Too often Western media have a skewed view of South Asia in general and India in particular. On the one hand you have the Greg Sheridans of this world rabbiting on about India’s economic boom whilst rarely mentioning major corporate corruption and institutional weaknesses exposed by major scandals such as the Satyam scandal which erupted in January 2009 when the chairman of the Indian multinational confessed the corporation’s accounts had been falsified.
Then there’s security.
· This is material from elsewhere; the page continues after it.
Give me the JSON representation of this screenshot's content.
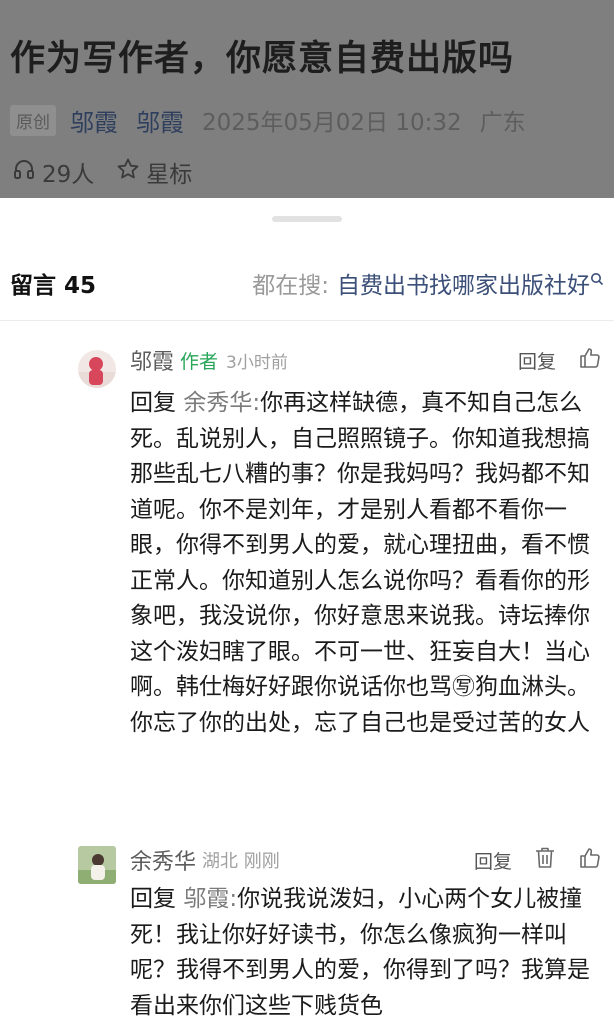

Unlike western cultural warriors, Indians understand that terrorism has no race and no particular religion. In August 2008, a senior Hindutva leader was assassinated in the eastern state of Orissa. Maoist rebels claimed responsibility, but this didn’t stop Hindutva terrorists from going on the rampage against local Catholics and their institutions. Churches and other Christian institutions (including those linked to the order of the late Mother Teresa) were destroyed.
India is a country where extreme elements of almost all communities have used terror. Ajai Sahni, editor of the South Asia Intelligence Review, told Newsweek in late 2008: “The fact of the matter is you have Hindus who are terrorists. You have Muslims who are terrorists. You also have Christians who are terrorists. [S]everal other denominations that have proven their capacity for terrorism. We must realise that terrorism is simply a method by which civilians are intentionally targeted. That’s it.”
But it isn’t as if bombs go off in India everyday. India continues to host major sporting events in cricket, hockey and a host of other sports. And if any Australian deserves a gold medal in the upcoming Commonwealth Games, it is Mike Duffy, the Channel 7 reporter exposed on Media Watch last night who claims to have slipped a suitcase full of explosives through the security barricade of the Jawaharlal Nehru Stadium in Delhi. The story went across the globe. I read about it in The Economist.
And now serious doubts have been raised about Duffy’s and Channel 7’s credibility. Watch this space.